Like Hayano, Gaidusek identified AI and rendering as an area of potential synergy (Gaidusek is now quoted prominently on the HomeVisualizer website, and the two know each other professionally). She is a vocal champion of using AI in the industry; since selling her platform to another design project-management system called Mydoma in 2022, she now leads AI classes and webinars, including teaching clients how to use MidJourney and ChatGPT.
Gaidusek is keen to emphasise that AI is not a prescriptive tool, but an instrument to be used by people – like a pencil, or Photoshop. Nor is it producing anything other than a very general idea of what a space might look like, in a very general aesthetic style. “None of these images are actually scaled – you can put in measurements and [MidJourney] ignores them. We’re not using actual products. They’re purely conceptual.”

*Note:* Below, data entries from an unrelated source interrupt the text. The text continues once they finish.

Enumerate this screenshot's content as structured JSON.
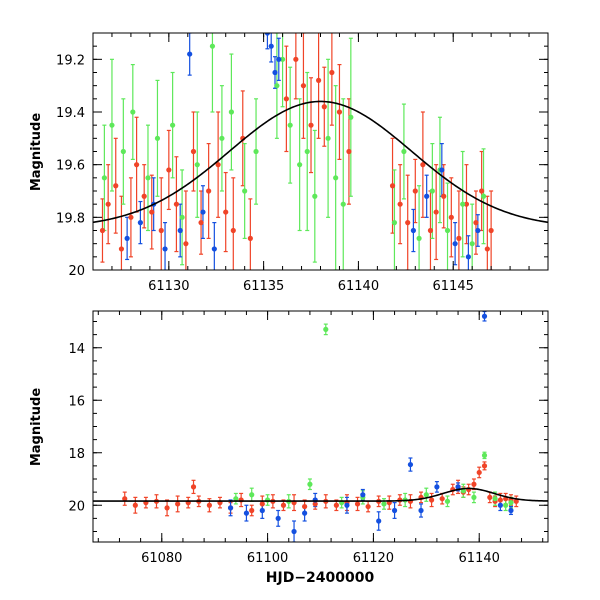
{
  "colors": {
    "red": "#f04428",
    "green": "#5ee85a",
    "blue": "#1450e0",
    "curve": "#000000",
    "frame": "#000000"
  },
  "chart_data": [
    {
      "id": "top",
      "type": "scatter",
      "title": "",
      "xlabel": "",
      "ylabel": "Magnitude",
      "xlim": [
        61126,
        61150
      ],
      "ylim": [
        20,
        19.1
      ],
      "xticks": [
        61130,
        61135,
        61140,
        61145
      ],
      "xtick_labels": [
        "61130",
        "61135",
        "61140",
        "61145"
      ],
      "yticks": [
        19.2,
        19.4,
        19.6,
        19.8,
        20
      ],
      "ytick_labels": [
        "19.2",
        "19.4",
        "19.6",
        "19.8",
        "20"
      ],
      "curve": {
        "type": "gaussian-dip",
        "baseline": 19.84,
        "peak_mag": 19.36,
        "center": 61138,
        "sigma": 4.8
      },
      "series": [
        {
          "name": "red",
          "color_key": "red",
          "points": [
            [
              61126.5,
              19.85,
              0.12
            ],
            [
              61126.8,
              19.75,
              0.15
            ],
            [
              61127.2,
              19.68,
              0.18
            ],
            [
              61127.5,
              19.92,
              0.2
            ],
            [
              61128.0,
              19.8,
              0.15
            ],
            [
              61128.3,
              19.6,
              0.18
            ],
            [
              61128.7,
              19.72,
              0.12
            ],
            [
              61129.1,
              19.78,
              0.14
            ],
            [
              61129.6,
              19.85,
              0.2
            ],
            [
              61130.0,
              19.62,
              0.15
            ],
            [
              61130.4,
              19.75,
              0.18
            ],
            [
              61130.9,
              19.9,
              0.2
            ],
            [
              61131.3,
              19.55,
              0.15
            ],
            [
              61131.7,
              19.82,
              0.12
            ],
            [
              61132.1,
              19.7,
              0.18
            ],
            [
              61132.6,
              19.6,
              0.2
            ],
            [
              61133.0,
              19.78,
              0.15
            ],
            [
              61133.4,
              19.85,
              0.2
            ],
            [
              61133.9,
              19.5,
              0.18
            ],
            [
              61134.3,
              19.88,
              0.15
            ],
            [
              61136.2,
              19.35,
              0.2
            ],
            [
              61136.7,
              19.2,
              0.15
            ],
            [
              61137.1,
              19.3,
              0.2
            ],
            [
              61137.5,
              19.45,
              0.18
            ],
            [
              61137.9,
              19.28,
              0.22
            ],
            [
              61138.2,
              19.38,
              0.15
            ],
            [
              61138.6,
              19.25,
              0.2
            ],
            [
              61139.0,
              19.4,
              0.18
            ],
            [
              61139.5,
              19.55,
              0.2
            ],
            [
              61141.8,
              19.68,
              0.18
            ],
            [
              61142.2,
              19.75,
              0.15
            ],
            [
              61142.6,
              19.82,
              0.18
            ],
            [
              61143.0,
              19.7,
              0.12
            ],
            [
              61143.4,
              19.6,
              0.2
            ],
            [
              61143.8,
              19.85,
              0.15
            ],
            [
              61144.1,
              19.78,
              0.18
            ],
            [
              61144.5,
              19.72,
              0.12
            ],
            [
              61144.9,
              19.8,
              0.15
            ],
            [
              61145.3,
              19.88,
              0.18
            ],
            [
              61145.7,
              19.75,
              0.15
            ],
            [
              61146.2,
              19.82,
              0.12
            ],
            [
              61146.5,
              19.7,
              0.15
            ],
            [
              61146.8,
              19.92,
              0.2
            ],
            [
              61147.0,
              19.85,
              0.15
            ]
          ]
        },
        {
          "name": "green",
          "color_key": "green",
          "points": [
            [
              61126.6,
              19.65,
              0.2
            ],
            [
              61127.0,
              19.45,
              0.25
            ],
            [
              61127.6,
              19.55,
              0.2
            ],
            [
              61128.1,
              19.4,
              0.18
            ],
            [
              61128.9,
              19.65,
              0.2
            ],
            [
              61129.4,
              19.5,
              0.22
            ],
            [
              61130.2,
              19.45,
              0.2
            ],
            [
              61130.7,
              19.8,
              0.18
            ],
            [
              61131.5,
              19.6,
              0.2
            ],
            [
              61132.3,
              19.15,
              0.25
            ],
            [
              61132.8,
              19.5,
              0.2
            ],
            [
              61133.3,
              19.4,
              0.22
            ],
            [
              61134.0,
              19.7,
              0.18
            ],
            [
              61134.6,
              19.55,
              0.2
            ],
            [
              61135.7,
              19.3,
              0.2
            ],
            [
              61136.0,
              19.2,
              0.18
            ],
            [
              61136.4,
              19.45,
              0.22
            ],
            [
              61136.9,
              19.6,
              0.25
            ],
            [
              61137.3,
              19.55,
              0.3
            ],
            [
              61137.7,
              19.72,
              0.25
            ],
            [
              61138.4,
              19.5,
              0.3
            ],
            [
              61138.8,
              19.65,
              0.35
            ],
            [
              61139.2,
              19.75,
              0.4
            ],
            [
              61139.6,
              19.42,
              0.3
            ],
            [
              61141.9,
              19.82,
              0.2
            ],
            [
              61142.4,
              19.55,
              0.18
            ],
            [
              61143.2,
              19.88,
              0.2
            ],
            [
              61143.9,
              19.7,
              0.18
            ],
            [
              61144.3,
              19.62,
              0.2
            ],
            [
              61144.7,
              19.85,
              0.18
            ],
            [
              61145.5,
              19.75,
              0.2
            ],
            [
              61146.0,
              19.9,
              0.15
            ],
            [
              61146.6,
              19.72,
              0.18
            ]
          ]
        },
        {
          "name": "blue",
          "color_key": "blue",
          "points": [
            [
              61127.8,
              19.88,
              0.08
            ],
            [
              61128.5,
              19.82,
              0.08
            ],
            [
              61129.2,
              19.75,
              0.1
            ],
            [
              61129.8,
              19.92,
              0.1
            ],
            [
              61130.6,
              19.85,
              0.1
            ],
            [
              61131.1,
              19.18,
              0.08
            ],
            [
              61131.8,
              19.78,
              0.1
            ],
            [
              61132.4,
              19.92,
              0.1
            ],
            [
              61135.2,
              19.1,
              0.06
            ],
            [
              61135.4,
              19.15,
              0.06
            ],
            [
              61135.6,
              19.25,
              0.06
            ],
            [
              61135.8,
              19.2,
              0.08
            ],
            [
              61142.9,
              19.85,
              0.08
            ],
            [
              61143.6,
              19.72,
              0.08
            ],
            [
              61144.4,
              19.62,
              0.1
            ],
            [
              61145.1,
              19.9,
              0.08
            ],
            [
              61145.8,
              19.95,
              0.08
            ],
            [
              61146.3,
              19.85,
              0.06
            ]
          ]
        }
      ]
    },
    {
      "id": "bottom",
      "type": "scatter",
      "title": "",
      "xlabel": "HJD−2400000",
      "ylabel": "Magnitude",
      "xlim": [
        61067,
        61153
      ],
      "ylim": [
        21.4,
        12.6
      ],
      "xticks": [
        61080,
        61100,
        61120,
        61140
      ],
      "xtick_labels": [
        "61080",
        "61100",
        "61120",
        "61140"
      ],
      "yticks": [
        14,
        16,
        18,
        20
      ],
      "ytick_labels": [
        "14",
        "16",
        "18",
        "20"
      ],
      "curve": {
        "type": "gaussian-dip",
        "baseline": 19.84,
        "peak_mag": 19.36,
        "center": 61138,
        "sigma": 4.8
      },
      "series": [
        {
          "name": "red",
          "color_key": "red",
          "points": [
            [
              61073,
              19.75,
              0.25
            ],
            [
              61075,
              20.0,
              0.3
            ],
            [
              61077,
              19.9,
              0.2
            ],
            [
              61079,
              19.85,
              0.25
            ],
            [
              61081,
              20.1,
              0.3
            ],
            [
              61083,
              19.95,
              0.3
            ],
            [
              61085,
              19.9,
              0.2
            ],
            [
              61086,
              19.3,
              0.25
            ],
            [
              61087,
              19.85,
              0.2
            ],
            [
              61089,
              20.0,
              0.25
            ],
            [
              61091,
              19.9,
              0.2
            ],
            [
              61093,
              20.1,
              0.2
            ],
            [
              61095,
              19.8,
              0.25
            ],
            [
              61097,
              20.2,
              0.2
            ],
            [
              61099,
              19.95,
              0.3
            ],
            [
              61101,
              19.85,
              0.25
            ],
            [
              61103,
              20.0,
              0.2
            ],
            [
              61105,
              19.9,
              0.3
            ],
            [
              61107,
              20.05,
              0.25
            ],
            [
              61109,
              19.95,
              0.2
            ],
            [
              61111,
              19.85,
              0.25
            ],
            [
              61113,
              20.0,
              0.2
            ],
            [
              61115,
              19.9,
              0.3
            ],
            [
              61117,
              19.95,
              0.25
            ],
            [
              61119,
              20.05,
              0.2
            ],
            [
              61121,
              19.85,
              0.2
            ],
            [
              61123,
              19.9,
              0.25
            ],
            [
              61125,
              19.8,
              0.2
            ],
            [
              61127,
              19.85,
              0.25
            ],
            [
              61129,
              19.7,
              0.2
            ],
            [
              61131,
              19.8,
              0.25
            ],
            [
              61133,
              19.75,
              0.2
            ],
            [
              61135,
              19.4,
              0.2
            ],
            [
              61136,
              19.3,
              0.25
            ],
            [
              61137,
              19.5,
              0.2
            ],
            [
              61138,
              19.4,
              0.2
            ],
            [
              61139,
              19.2,
              0.2
            ],
            [
              61140,
              18.75,
              0.2
            ],
            [
              61141,
              18.5,
              0.15
            ],
            [
              61142,
              19.7,
              0.2
            ],
            [
              61143,
              19.85,
              0.2
            ],
            [
              61144,
              19.8,
              0.25
            ],
            [
              61145,
              19.75,
              0.2
            ],
            [
              61146,
              19.8,
              0.2
            ],
            [
              61147,
              19.85,
              0.2
            ]
          ]
        },
        {
          "name": "green",
          "color_key": "green",
          "points": [
            [
              61094,
              19.75,
              0.2
            ],
            [
              61097,
              19.6,
              0.25
            ],
            [
              61100,
              19.8,
              0.2
            ],
            [
              61104,
              19.85,
              0.25
            ],
            [
              61108,
              19.2,
              0.2
            ],
            [
              61111,
              13.3,
              0.2
            ],
            [
              61114,
              19.9,
              0.2
            ],
            [
              61118,
              19.7,
              0.25
            ],
            [
              61122,
              19.95,
              0.2
            ],
            [
              61126,
              19.8,
              0.25
            ],
            [
              61130,
              19.6,
              0.25
            ],
            [
              61134,
              19.85,
              0.2
            ],
            [
              61137,
              19.45,
              0.25
            ],
            [
              61139,
              19.7,
              0.2
            ],
            [
              61141,
              18.1,
              0.12
            ],
            [
              61143,
              19.75,
              0.25
            ],
            [
              61145,
              20.0,
              0.2
            ],
            [
              61146,
              19.9,
              0.2
            ]
          ]
        },
        {
          "name": "blue",
          "color_key": "blue",
          "points": [
            [
              61093,
              20.1,
              0.3
            ],
            [
              61096,
              20.3,
              0.3
            ],
            [
              61099,
              20.2,
              0.3
            ],
            [
              61102,
              20.5,
              0.3
            ],
            [
              61105,
              21.0,
              0.4
            ],
            [
              61107,
              20.3,
              0.3
            ],
            [
              61109,
              19.8,
              0.25
            ],
            [
              61115,
              20.0,
              0.3
            ],
            [
              61118,
              19.6,
              0.2
            ],
            [
              61121,
              20.6,
              0.35
            ],
            [
              61124,
              20.2,
              0.3
            ],
            [
              61127,
              18.45,
              0.25
            ],
            [
              61129,
              20.2,
              0.25
            ],
            [
              61132,
              19.3,
              0.2
            ],
            [
              61136,
              19.3,
              0.15
            ],
            [
              61141,
              12.8,
              0.18
            ],
            [
              61144,
              20.0,
              0.2
            ],
            [
              61146,
              20.2,
              0.15
            ]
          ]
        }
      ]
    }
  ]
}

Hayano agrees: “We get this question all the time: ‘Can you put this specific rug in this specific room?’ We’re like, ‘No – it’s not there yet.’” She says that GenAI is more akin to a mood board than a detailed plan for a design scheme. Hayano and Gaidusek each make separate, positive comparisons to Pinterest when explaining the current state of interior design AI, and Gaidusek estimates that she’s generated “probably tens of thousands” of images using AI over the last few months. And yet, she says, “even if you have the ideas, retrofitting them into your space still needs a designer.”
So – the consensus is that AI isn’t going to come and eat interior designers’ lunch, at least for now. And yet, there’s a hint of just how it might change design practices, when you talk to those involved in its cutting edge. “Right now, we're just getting started,” says Gaidusek. “It’s so hard to see where we’re going to be in six months, let alone five years – because it is moving so rapidly.”